Duration: once a day for 4-6 weeks or until resolution of clinical signs
Canine (6 months of age and at least 4 lbs):
4-9 lbs (green box): 10mg
9.1-16 lbs (yellow box): 25mg
16.1-33 lbs (purple box): 50mg
33.1-64 lbs (blue box): 100mg
Administer the dose 1 hour before or 2 hours after a meal.
Duration: once a day for 30 days
Your vet may taper down the medication after the 30 days (or 4-6 weeks with felines) to every other day or twice a week. It is very important to follow your veterinarian’s instructions and to not adjust your animal companion’s medication without their permission. If your pet misses a dose, administer the next dose as soon as possible. Do not double the dose. Remember, there is no cure for this disease.
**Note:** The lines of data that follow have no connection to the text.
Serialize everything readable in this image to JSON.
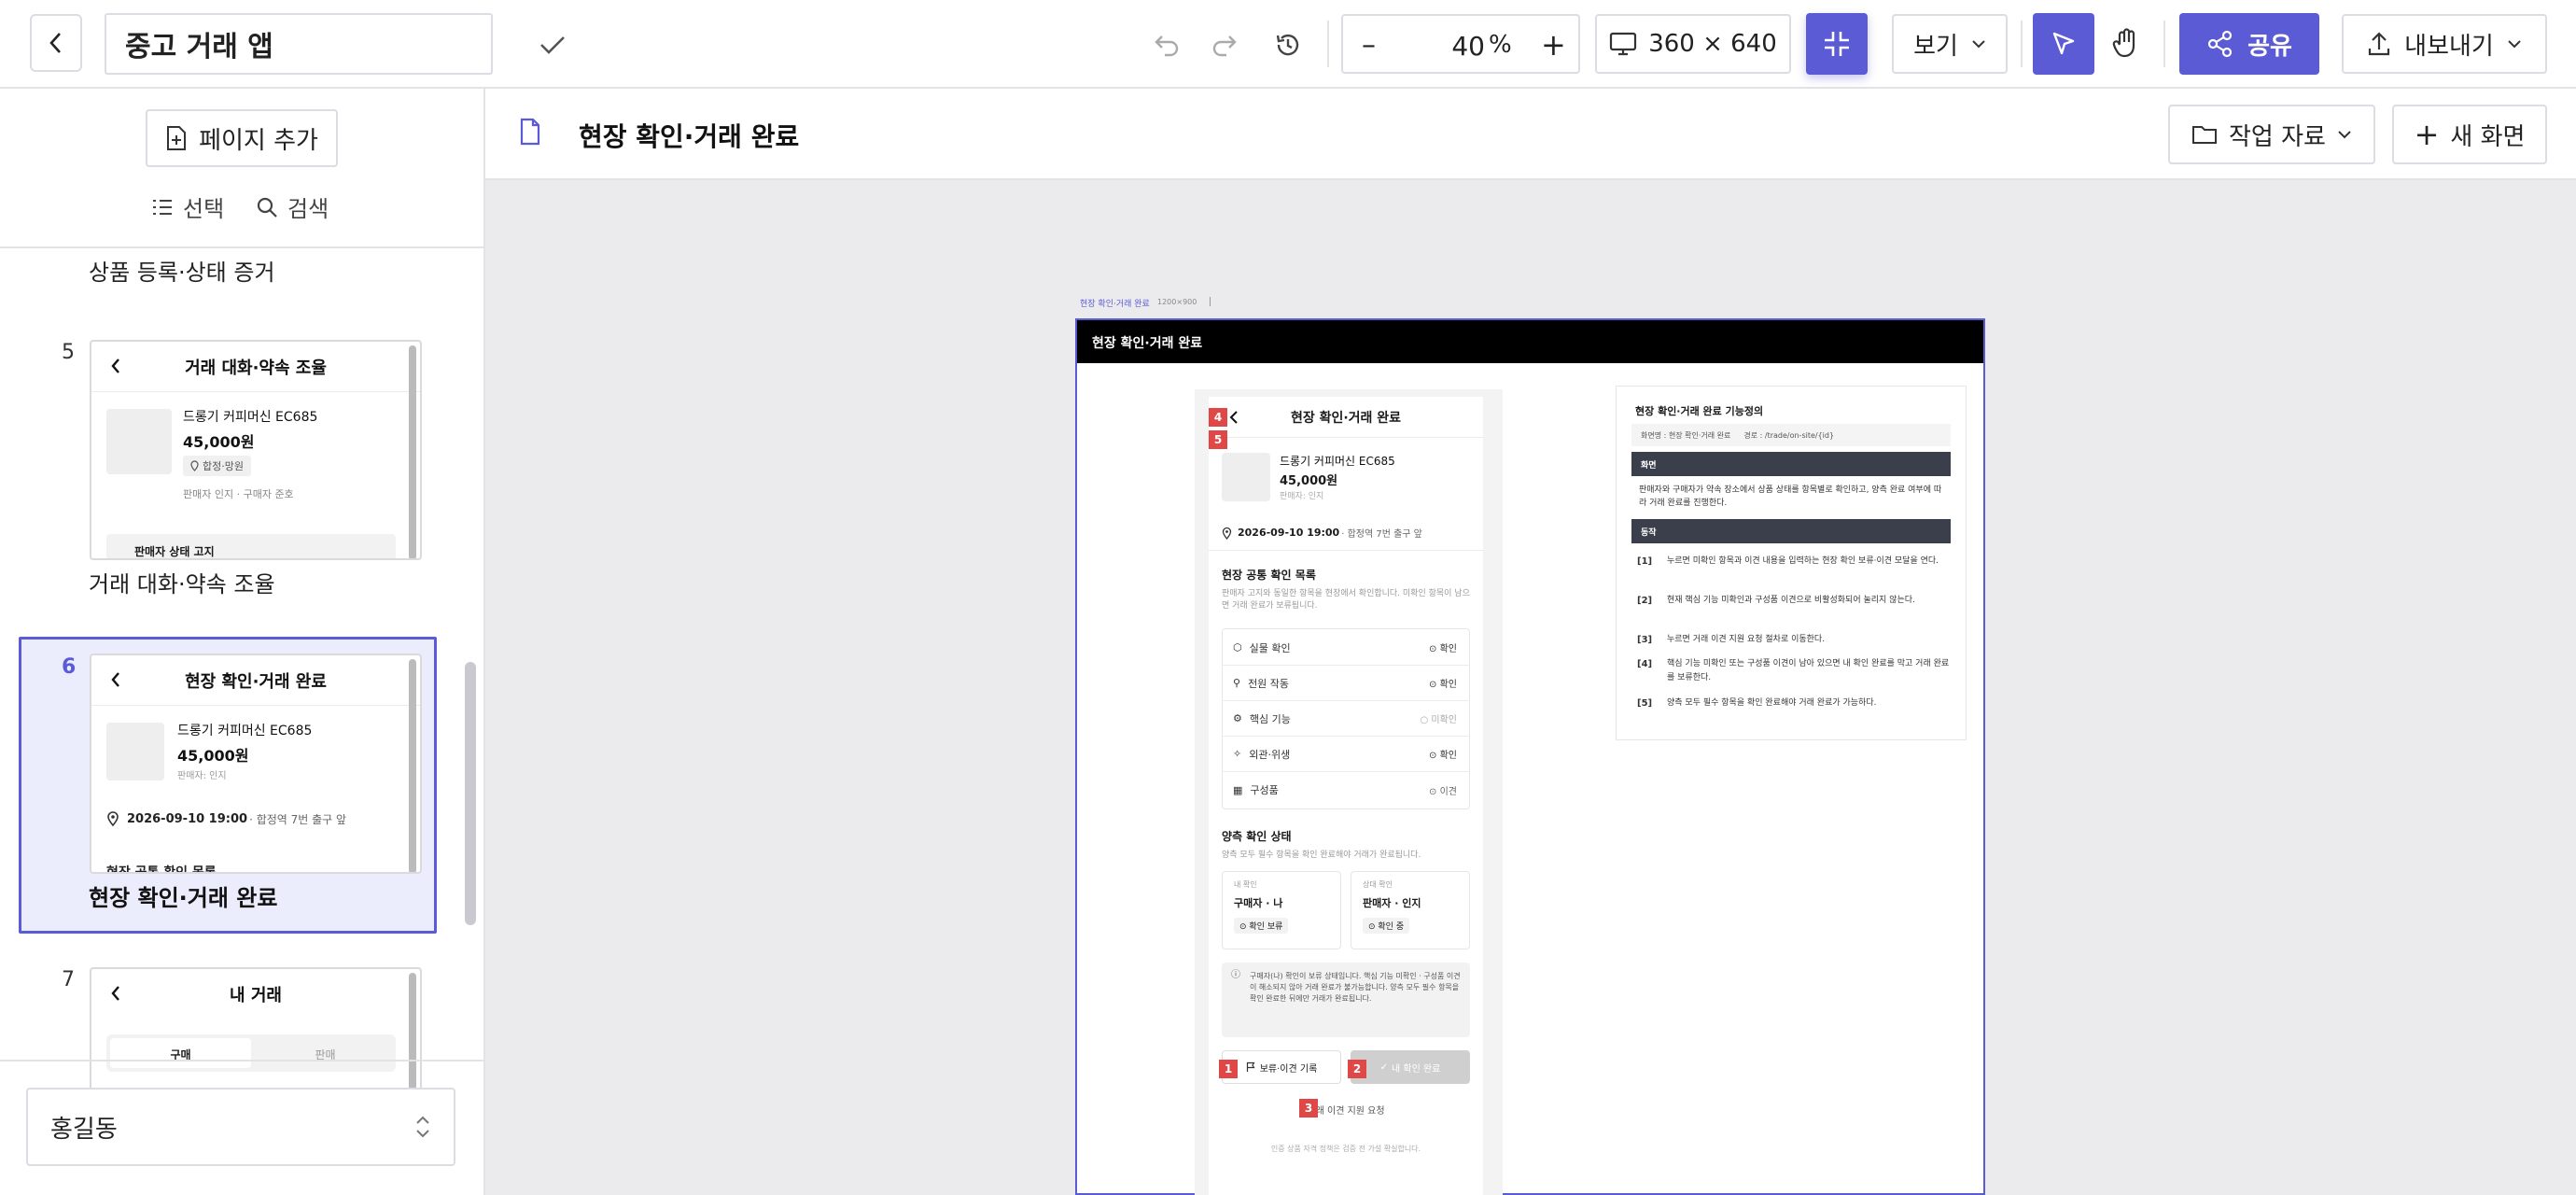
{
  "toolbar": {
    "project_title": "중고 거래 앱",
    "zoom_value": "40",
    "zoom_unit": "%",
    "device_size": "360 × 640",
    "view_label": "보기",
    "share_label": "공유",
    "export_label": "내보내기"
  },
  "sidebar": {
    "add_page_label": "페이지 추가",
    "select_label": "선택",
    "search_label": "검색",
    "top_caption": "상품 등록·상태 증거",
    "pages": [
      {
        "number": "5",
        "title": "거래 대화·약속 조율",
        "caption": "거래 대화·약속 조율",
        "product": "드롱기 커피머신 EC685",
        "price": "45,000원",
        "tag": "합정·망원",
        "meta": "판매자 인지 · 구매자 준호",
        "footer": "판매자 상태 고지"
      },
      {
        "number": "6",
        "title": "현장 확인·거래 완료",
        "caption": "현장 확인·거래 완료",
        "product": "드롱기 커피머신 EC685",
        "price": "45,000원",
        "meta": "판매자: 인지",
        "datetime": "2026-09-10 19:00",
        "place": " · 합정역 7번 출구 앞",
        "footer": "현장 공통 확인 목록"
      },
      {
        "number": "7",
        "title": "내 거래",
        "tab_buy": "구매",
        "tab_sell": "판매"
      }
    ],
    "user_name": "홍길동"
  },
  "canvas_header": {
    "page_title": "현장 확인·거래 완료",
    "assets_label": "작업 자료",
    "new_screen_label": "새 화면"
  },
  "frame": {
    "label": "현장 확인·거래 완료",
    "size_label": "1200×900",
    "header_title": "현장 확인·거래 완료"
  },
  "phone": {
    "title": "현장 확인·거래 완료",
    "product_name": "드롱기 커피머신 EC685",
    "price": "45,000원",
    "seller": "판매자: 인지",
    "datetime": "2026-09-10 19:00",
    "place": " · 합정역 7번 출구 앞",
    "common_title": "현장 공통 확인 목록",
    "common_desc": "판매자 고지와 동일한 항목을 현장에서 확인합니다. 미확인 항목이 남으면 거래 완료가 보류됩니다.",
    "check_items": [
      {
        "label": "실물 확인",
        "status": "확인"
      },
      {
        "label": "전원 작동",
        "status": "확인"
      },
      {
        "label": "핵심 기능",
        "status": "미확인"
      },
      {
        "label": "외관·위생",
        "status": "확인"
      },
      {
        "label": "구성품",
        "status": "이견"
      }
    ],
    "both_title": "양측 확인 상태",
    "both_desc": "양측 모두 필수 항목을 확인 완료해야 거래가 완료됩니다.",
    "mine": {
      "caption": "내 확인",
      "who": "구매자 · 나",
      "status": "확인 보류"
    },
    "other": {
      "caption": "상대 확인",
      "who": "판매자 · 인지",
      "status": "확인 중"
    },
    "notice": "구매자(나) 확인이 보류 상태입니다. 핵심 기능 미확인 · 구성품 이견이 해소되지 않아 거래 완료가 불가능합니다. 양측 모두 필수 항목을 확인 완료한 뒤에만 거래가 완료됩니다.",
    "hold_button": "보류·이견 기록",
    "complete_button": "내 확인 완료",
    "support_link": "거래 이견 지원 요청",
    "footer_note": "인증 상품 자격 정책은 검증 전 가설 확실합니다."
  },
  "badges": {
    "b1": "1",
    "b2": "2",
    "b3": "3",
    "b4": "4",
    "b5": "5"
  },
  "spec": {
    "title": "현장 확인·거래 완료 기능정의",
    "screen_name": "화면명 : 현장 확인·거래 완료",
    "path": "경로 : /trade/on-site/{id}",
    "section_screen": "화면",
    "screen_desc": "판매자와 구매자가 약속 장소에서 상품 상태를 항목별로 확인하고, 양측 완료 여부에 따라 거래 완료를 진행한다.",
    "section_action": "동작",
    "rows": [
      {
        "key": "[1]",
        "text": "누르면 미확인 항목과 이견 내용을 입력하는 현장 확인 보류·이견 모달을 연다."
      },
      {
        "key": "[2]",
        "text": "현재 핵심 기능 미확인과 구성품 이견으로 비활성화되어 눌리지 않는다."
      },
      {
        "key": "[3]",
        "text": "누르면 거래 이견 지원 요청 절차로 이동한다."
      },
      {
        "key": "[4]",
        "text": "핵심 기능 미확인 또는 구성품 이견이 남아 있으면 내 확인 완료를 막고 거래 완료를 보류한다."
      },
      {
        "key": "[5]",
        "text": "양측 모두 필수 항목을 확인 완료해야 거래 완료가 가능하다."
      }
    ]
  },
  "colors": {
    "accent": "#5b5bd6",
    "danger": "#e04848",
    "dark": "#111111"
  }
}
Atopica may have to be administered long-term depending on your pet’s allergies.
What are the possible side effects?
The most common side effects are vomiting, loss of appetite, and diarrhea. These side effects should dissipate over time, but contact your vet if your pet’s condition does not improve or worsens. Your pet may also experience muscle cramps or weakness, change of hair coat, or gingival hyperplasia (overgrowth of gums). If your pet develops an allergic reaction (swelling of lips/tongue/face or difficulty breathing) contact your vet immediately and stop the medication.
What are some important things to tell your veterinarian?
Notify your vet of any over-the-counter medications or supplements your pet is taking. There are many drugs that interact with Atopica and increase the risk for blood toxicity. Your vet may suggest some alternatives which do no interfere with Atopica’s immunosuppression.
Notify your vet if your pet is pregnant/nursing, has a history of kidney/liver disease, or suffers from other chronic diseases. Specifically with felines, inform your vet if there is a history of cancer, feline leukemia virus (FeLV), or feline immunodeficiency virus (FIV). Atopica is an immunosuppressant and therefore long-term use puts your pet at risk for developing an infection. It is important to visit your veterinarian for check-ups at their discretion.
It can be stressful and overwhelming to learn about more health problems your pet may or may not have. However, as with most illnesses the sooner you discover atopic dermatitis, the sooner you can consult with your veterinarian and choose the right treatment plan. If you suspect your pet has atopic dermatitis, make an appointment with your vet and bring relief to your pet.